Wednesday, May 2, 2012

Neonatal Abstinence Syndrome: Now I'm Really Mad

Now I'm really mad. 

For the last several years here at PRIUM, we've been working on the issue of prescription drug over-utilization.  We've confronted the issues of tolerance, dependence, and addiction and worked hard to develop solutions to help providers, patients, and payers stem the tide of opioid abuse.  We're passionate about what we do and we're known to get more than a little upset about the medical, societal, and economic impact of this seemingly intransigent issue. 

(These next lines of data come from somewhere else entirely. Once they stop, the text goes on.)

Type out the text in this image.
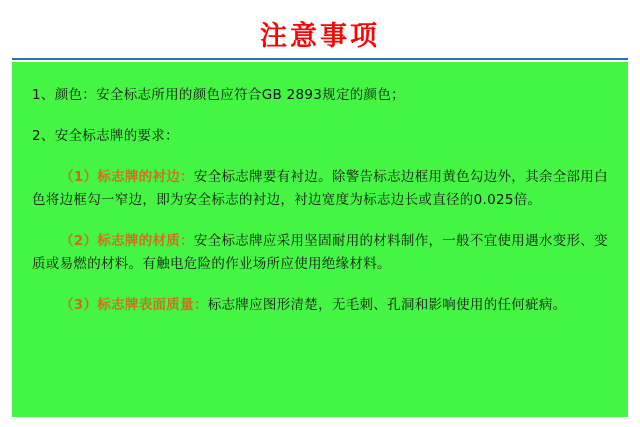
注意事项

1、颜色：安全标志所用的颜色应符合GB 2893规定的颜色；

2、安全标志牌的要求：

（1）标志牌的衬边：安全标志牌要有衬边。除警告标志边框用黄色勾边外，其余全部用白色将边框勾一窄边，即为安全标志的衬边，衬边宽度为标志边长或直径的0.025倍。

（2）标志牌的材质：安全标志牌应采用坚固耐用的材料制作，一般不宜使用遇水变形、变质或易燃的材料。有触电危险的作业场所应使用绝缘材料。

（3）标志牌表面质量：标志牌应图形清楚，无毛刺、孔洞和影响使用的任何疵病。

But our righteous indignation has reached new heights today as we've reviewed the new study from the Journal of the American Medical Association (JAMA) regarding neonatal abstinence syndrome (NAS).  According to JAMA, NAS is a "drug withdrawal syndrome in newborns following birth... characterized by a wide array of symptoms including increased irritability, hypertonia, tremors, feeding intolerance, emesis, watery stools, seizures, and respiratory distress." 

The statistics are sobering.  The study found that 16.2% of pregnant teens engage in some form of illicit drug use (7.4% among pregnant women aged 18 to 25).  The symptoms described above occur in about 60% to 80% of newborns exposed to opiates in utero.  Even worse, perhaps, than the incidence rates is the growth of the problem. The study is longitudinal in nature and tracked the incidence of NAS from 2000, 2003, 2006, and 2009.  In 2000, antepartum maternal opiate use occurred in 1.19 births per 1,000.  In 2009, that grew to 5.63 births per 1,000.  That's a 373% increase in less than a decade. 

Most of our cases come from work comp and I'm quite certain we don't see a  lot of pregnant mothers in our flow of cases.  I'm equally certain that OB/GYN docs aren't regularly prescribing opiates to expectant mothers.  The issue highlighted by JAMA is more an issue of illicit/illegal drug use.

But it speaks to the larger epidemic (and I don't use that word lightly - the CDC calls prescription drug misuse/abuse an epidemic).  I have no data to support this, but some portion of the drugs consumed by pregnant mothers are likely prescribed "legally," but eventually diverted.  These drugs are causing harm well beyond the direct costs associated with long term opioid use.  Perhaps if you suspect abuse/misuse/diversion on a particular claim, you might think about where those drugs might ultimately be consumed. 

So add another cost to the epidemic of opioid abuse.  Perhaps the saddest cost yet.